Viruses “officially” are not alive. They need to be inside an animal cell in order to make more copies of themselves and be active. But COVID-19 is a little more unique in that it’s able to stay on certain surfaces for longer.
“This COVID-19 is kind of inert (it doesn’t really move),” Diehl explained. “When it’s on plastic or stainless steel, in a very controlled lab setting, it’s present after 2-3 days and it’s barely hanging on — it’s barely able to survive. Levels of the virus after that 2-3 days are barely detectable.”
“The basis of that virus — if you’ve seen all the pictures — is like a tiny ball of protein and fat — it’s a fatty protein ball that is a little capsule for mRNA, or genetic information,” he said. “Just sitting on plastic for a few hours, it’s able to stay intact and not fall apart, but it’s not alive. When we take a swab and apply to cells in a culture, and then the cells are infected, we found that the little balls didn’t fall apart.”
He continued, COVID-19 is “slightly more hardy than other viruses — the previous record holder was the measles virus. But other viruses like Zika and dengue are not that sturdy. COVID-19 is unique in that it remains or stays intact more than a few hours, and that’s another thing. We don’t understand why.”
Diehl said his university is currently shut down for any other work that doesn’t involve research on COVID-19.

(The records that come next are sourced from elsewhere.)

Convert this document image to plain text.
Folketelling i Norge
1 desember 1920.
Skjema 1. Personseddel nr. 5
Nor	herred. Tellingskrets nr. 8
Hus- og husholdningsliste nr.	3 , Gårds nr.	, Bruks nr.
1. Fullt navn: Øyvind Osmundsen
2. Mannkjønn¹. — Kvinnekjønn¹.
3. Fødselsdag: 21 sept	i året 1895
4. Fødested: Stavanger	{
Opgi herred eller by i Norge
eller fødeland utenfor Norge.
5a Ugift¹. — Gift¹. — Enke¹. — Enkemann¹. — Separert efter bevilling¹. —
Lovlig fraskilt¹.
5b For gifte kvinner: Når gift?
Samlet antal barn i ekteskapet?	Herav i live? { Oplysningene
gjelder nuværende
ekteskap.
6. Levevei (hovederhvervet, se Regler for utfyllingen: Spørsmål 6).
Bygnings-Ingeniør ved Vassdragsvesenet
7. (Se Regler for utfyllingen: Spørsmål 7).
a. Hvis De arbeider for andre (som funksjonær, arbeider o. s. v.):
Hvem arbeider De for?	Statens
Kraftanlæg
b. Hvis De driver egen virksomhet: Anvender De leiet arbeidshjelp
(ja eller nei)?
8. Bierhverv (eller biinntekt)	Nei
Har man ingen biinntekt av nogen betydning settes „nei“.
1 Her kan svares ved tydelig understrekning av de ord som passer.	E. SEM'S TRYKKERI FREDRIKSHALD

“I have me and two other labs at the University of Vermont exempted on this because we’re working very hard to develop the blood test, and learn what we can about the virus,” he said. “And we’re also trying to develop the infrastructure to do a vaccine trial.”
Diehl said, “There are a lot of scientists dropping what they’re doing, especially those working on other viruses — all work is kind of on hold. We also working to decontaminate masks that health care workers are having to use, a blood test…We’re also working on how to make therapies from the immune response of those who had coronavirus and recovered from it. All those things will be helpful for us to see if a vaccine candidate will be helpful or not. Then we can do tests to see if the immune response is effective.”
Diehl earned his doctorate from UVM. He and wife Sandra have two daughters, Jill, 11 and Vera, 9, and reside in Shelburne, Vt.